Packed into the new year’s fiscal cliff deal was some good news for working families
. Most notable was a provision that extends the 2009 Recovery Act expansions to the Earned Income Tax Credit
(EITC) and Child Tax Credit
(CTC) by five years—targeted expansions that strengthened
these credits for working families in response to the Great Recession and weak economic recovery that followed.
These tax credits, in addition to encouraging work, also do a great deal to reduce poverty. We know this thanks to the Census Bureau’s new Supplemental Poverty Measure (SPM), which provides a more nuanced measure of poverty across the country, accounting for things the official poverty measure does not—like after-tax income, regional differences in housing costs, and the impact of government policies like the EITC and CTC. Based on the SPM, the EITC and refundable portion of the CTC (including the 2009 expansions) together lowered the poverty rate by 2.8 percentage points in 2011. The impact on child poverty was even greater: under the SPM definition the credits lowered the child poverty rate by fully 6.3 percentage points.

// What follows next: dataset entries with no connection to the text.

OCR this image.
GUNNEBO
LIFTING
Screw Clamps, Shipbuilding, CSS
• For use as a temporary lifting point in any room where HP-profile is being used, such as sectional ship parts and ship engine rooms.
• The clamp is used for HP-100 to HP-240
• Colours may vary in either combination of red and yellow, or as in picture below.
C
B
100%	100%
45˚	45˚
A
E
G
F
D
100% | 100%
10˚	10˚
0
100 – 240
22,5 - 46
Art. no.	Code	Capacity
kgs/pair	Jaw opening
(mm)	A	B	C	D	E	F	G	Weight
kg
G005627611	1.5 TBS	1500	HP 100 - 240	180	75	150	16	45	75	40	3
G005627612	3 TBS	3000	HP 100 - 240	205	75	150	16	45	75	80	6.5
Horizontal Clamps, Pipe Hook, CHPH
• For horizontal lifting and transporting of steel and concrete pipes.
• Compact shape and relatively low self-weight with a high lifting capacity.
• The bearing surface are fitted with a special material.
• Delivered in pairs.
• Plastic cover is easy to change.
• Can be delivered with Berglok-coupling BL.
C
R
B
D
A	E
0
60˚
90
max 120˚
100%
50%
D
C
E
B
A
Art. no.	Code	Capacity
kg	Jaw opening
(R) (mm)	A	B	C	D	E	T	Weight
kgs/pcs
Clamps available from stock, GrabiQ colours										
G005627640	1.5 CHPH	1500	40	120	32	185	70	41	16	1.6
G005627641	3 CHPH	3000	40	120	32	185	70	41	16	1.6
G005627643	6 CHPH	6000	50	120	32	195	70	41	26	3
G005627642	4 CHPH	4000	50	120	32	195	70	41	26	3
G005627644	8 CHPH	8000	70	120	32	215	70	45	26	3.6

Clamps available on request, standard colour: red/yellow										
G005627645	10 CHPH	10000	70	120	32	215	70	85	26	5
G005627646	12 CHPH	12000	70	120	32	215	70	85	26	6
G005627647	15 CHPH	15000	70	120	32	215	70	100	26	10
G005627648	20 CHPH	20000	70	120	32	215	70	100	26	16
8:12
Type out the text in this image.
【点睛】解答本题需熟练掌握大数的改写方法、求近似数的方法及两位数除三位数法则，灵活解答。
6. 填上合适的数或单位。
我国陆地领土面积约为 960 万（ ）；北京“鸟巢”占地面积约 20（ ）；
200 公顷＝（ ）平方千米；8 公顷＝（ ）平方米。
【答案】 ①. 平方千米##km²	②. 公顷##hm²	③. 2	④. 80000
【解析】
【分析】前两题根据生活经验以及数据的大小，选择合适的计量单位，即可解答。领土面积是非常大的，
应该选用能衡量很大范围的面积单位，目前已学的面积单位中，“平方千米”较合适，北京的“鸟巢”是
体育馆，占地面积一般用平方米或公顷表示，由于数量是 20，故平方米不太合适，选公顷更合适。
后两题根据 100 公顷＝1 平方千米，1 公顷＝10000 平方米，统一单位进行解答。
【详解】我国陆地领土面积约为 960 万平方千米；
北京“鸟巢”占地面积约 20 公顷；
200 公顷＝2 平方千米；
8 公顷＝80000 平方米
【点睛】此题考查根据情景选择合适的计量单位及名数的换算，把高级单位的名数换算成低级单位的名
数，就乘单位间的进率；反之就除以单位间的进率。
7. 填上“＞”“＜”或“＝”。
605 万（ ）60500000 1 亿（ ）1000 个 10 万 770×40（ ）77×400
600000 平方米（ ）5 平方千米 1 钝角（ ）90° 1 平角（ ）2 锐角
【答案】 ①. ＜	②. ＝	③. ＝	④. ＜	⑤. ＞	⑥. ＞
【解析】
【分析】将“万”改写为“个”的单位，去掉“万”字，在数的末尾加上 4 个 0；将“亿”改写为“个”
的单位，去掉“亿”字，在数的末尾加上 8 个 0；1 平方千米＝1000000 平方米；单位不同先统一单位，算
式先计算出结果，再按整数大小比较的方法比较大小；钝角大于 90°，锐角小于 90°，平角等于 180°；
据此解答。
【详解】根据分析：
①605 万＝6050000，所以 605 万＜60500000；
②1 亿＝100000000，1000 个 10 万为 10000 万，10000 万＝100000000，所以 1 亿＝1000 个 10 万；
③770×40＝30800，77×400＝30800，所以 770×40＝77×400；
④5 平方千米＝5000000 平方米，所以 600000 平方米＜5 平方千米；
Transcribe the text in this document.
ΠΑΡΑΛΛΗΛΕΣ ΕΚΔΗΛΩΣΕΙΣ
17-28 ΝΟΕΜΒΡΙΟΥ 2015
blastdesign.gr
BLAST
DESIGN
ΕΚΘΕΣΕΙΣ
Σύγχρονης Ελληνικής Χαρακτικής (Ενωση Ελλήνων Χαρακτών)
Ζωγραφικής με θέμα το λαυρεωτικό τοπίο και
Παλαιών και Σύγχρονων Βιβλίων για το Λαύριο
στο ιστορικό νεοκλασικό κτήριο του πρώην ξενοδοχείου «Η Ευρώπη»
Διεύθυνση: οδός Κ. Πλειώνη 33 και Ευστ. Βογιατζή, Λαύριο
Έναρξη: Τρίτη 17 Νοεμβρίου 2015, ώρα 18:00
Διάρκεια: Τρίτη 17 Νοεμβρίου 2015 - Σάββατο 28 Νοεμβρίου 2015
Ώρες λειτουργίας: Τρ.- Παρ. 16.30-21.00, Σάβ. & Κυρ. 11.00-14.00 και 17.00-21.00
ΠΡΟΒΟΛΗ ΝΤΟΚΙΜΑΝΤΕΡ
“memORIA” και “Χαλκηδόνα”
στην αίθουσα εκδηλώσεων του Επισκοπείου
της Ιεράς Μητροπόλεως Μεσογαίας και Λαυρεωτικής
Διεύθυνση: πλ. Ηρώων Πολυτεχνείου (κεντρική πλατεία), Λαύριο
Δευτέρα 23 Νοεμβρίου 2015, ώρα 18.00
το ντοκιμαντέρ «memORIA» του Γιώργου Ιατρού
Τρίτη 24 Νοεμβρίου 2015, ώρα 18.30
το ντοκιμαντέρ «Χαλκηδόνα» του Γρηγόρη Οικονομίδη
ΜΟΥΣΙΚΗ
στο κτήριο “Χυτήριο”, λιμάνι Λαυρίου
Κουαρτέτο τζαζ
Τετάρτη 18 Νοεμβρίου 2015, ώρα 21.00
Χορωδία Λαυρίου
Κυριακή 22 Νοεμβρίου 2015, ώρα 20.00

Until recently, estimates of how particular anti-poverty programs affected the SPM were only available at the national level. Thanks to public-use files recently released by the Census Bureau, we can now estimate the extent to which the EITC and CTC have alleviated poverty in individual states throughout the country.
The map below illustrates the average number of people kept out of poverty by the combined impact of the federal EITC and CTC using the most recent data available. (Due to sample size issues, the map presents an average of three years of Current Population Survey data, from 2009 to 2011.) The EITC and CTC boosted working families’ earnings above poverty in every state; large states like Texas and California saw more than 1 million people lifted out of poverty, while at the other end of the spectrum, these credits kept over 9,000 residents of North Dakota from falling below the poverty line.
Though currently the SPM only measures the effects of the federal tax code, many states also have local versions of the EITC that further strengthen the anti-poverty impact of the federal credit. And a number of these states and others are poised to make important decisions about state-level EITCs in the next legislative session. In North Carolina and Oregon, legislators will vote whether to extend their state EITCs, set to expire this year, while Utah legislators will decide whether to establish a state EITC for the first time. While Oklahoma and Kansas are likely to see proposals for a reduction in the size and impact of their state EITCs, Oregon and New Mexico could potentially expand their credits.
As the new SPM data document reveals, tens of thousands of individuals in each of these states are kept out of poverty each year by the federal EITC, about half of whom are children. (See this table for detailed data.) As working families continue to struggle with the aftereffects of the worst recession since the Great Depression, these states have the opportunity to make sure their tax codes are working for those families by enacting, preserving, or expanding state credits that boost the impact of the federal EITC.